Tahapan pascapanen juga harus diperhatikan. Misalnya soal pengeringan, penggilingan, hingga penjualan. Saya bersama Pak Gubernur sekarang diberi "pekerjaan rumah" untuk merancang alat-alat pengering padi yang nantinya bisa didistribusikan ke desa-desa.
Setelah kering, tentu perlu tempat penampungan. Kami rancang silo modern berbasis teknologi yang bisa mengatur kelembapan, kadar air, suhu, dan sebagainya agar kualitas padi tetap terjaga untuk distribusi, penjualan, atau pengolahan lanjutan menjadi produk turunan yang berkualitas.
Kami juga sedang membahas inovasi agar padi bisa dipanen dalam kondisi hijau, dengan kualitas karbon tinggi, untuk diolah menjadi makanan dan minuman sehat—khususnya untuk balita dan lansia.

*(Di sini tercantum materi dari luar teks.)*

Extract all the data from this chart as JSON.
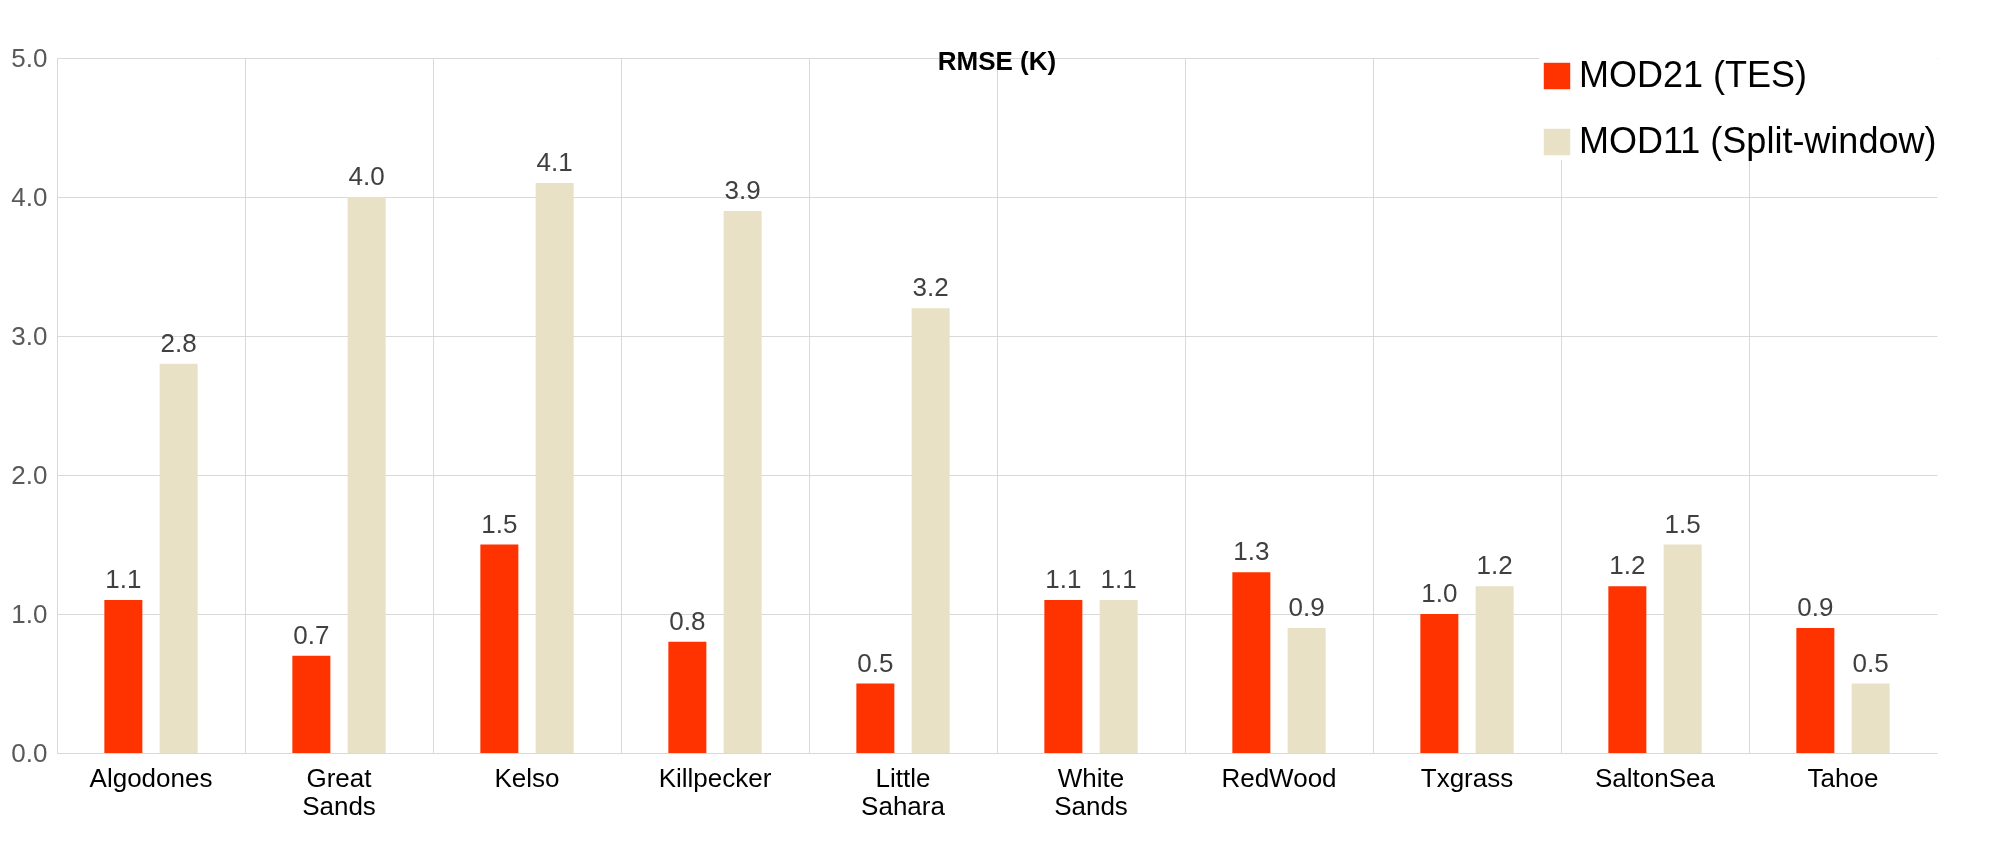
{
  "chart_data": {
    "type": "bar",
    "title": "RMSE (K)",
    "categories": [
      "Algodones",
      "Great Sands",
      "Kelso",
      "Killpecker",
      "Little Sahara",
      "White Sands",
      "RedWood",
      "Txgrass",
      "SaltonSea",
      "Tahoe"
    ],
    "series": [
      {
        "name": "MOD21 (TES)",
        "color": "#ff3300",
        "values": [
          1.1,
          0.7,
          1.5,
          0.8,
          0.5,
          1.1,
          1.3,
          1.0,
          1.2,
          0.9
        ],
        "value_labels": [
          "1.1",
          "0.7",
          "1.5",
          "0.8",
          "0.5",
          "1.1",
          "1.3",
          "1.0",
          "1.2",
          "0.9"
        ]
      },
      {
        "name": "MOD11 (Split-window)",
        "color": "#e8e1c5",
        "values": [
          2.8,
          4.0,
          4.1,
          3.9,
          3.2,
          1.1,
          0.9,
          1.2,
          1.5,
          0.5
        ],
        "value_labels": [
          "2.8",
          "4.0",
          "4.1",
          "3.9",
          "3.2",
          "1.1",
          "0.9",
          "1.2",
          "1.5",
          "0.5"
        ]
      }
    ],
    "ylim": [
      0,
      5
    ],
    "yticks": [
      {
        "value": 0,
        "label": "0.0"
      },
      {
        "value": 1,
        "label": "1.0"
      },
      {
        "value": 2,
        "label": "2.0"
      },
      {
        "value": 3,
        "label": "3.0"
      },
      {
        "value": 4,
        "label": "4.0"
      },
      {
        "value": 5,
        "label": "5.0"
      }
    ],
    "grid": true,
    "legend": "top right"
  }
}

Nilai jualnya lebih tinggi, dan ini juga mempercepat perputaran tanam. Jadi ada peluang industri baru berbasis pangan fungsional di Lampung.
Untuk mewujudkan itu semua, butuh berapa lama?
Kalau produksi yang dicanangkan Pak Gubernur itu, hemat saya, bisa dijalankan dalam 2–3 tahun. Tahun pertama untuk perencanaan, tahun kedua mulai realisasi, tahun ketiga sudah jalan.
Produksi padi bisa menopang kebutuhan masyarakat, dan inovasi padi hijau bisa jadi diversifikasi pangan yang membantu menanggulangi stunting. Karena stunting itu krusial, dan butuh asupan nutrisi yang maksimal.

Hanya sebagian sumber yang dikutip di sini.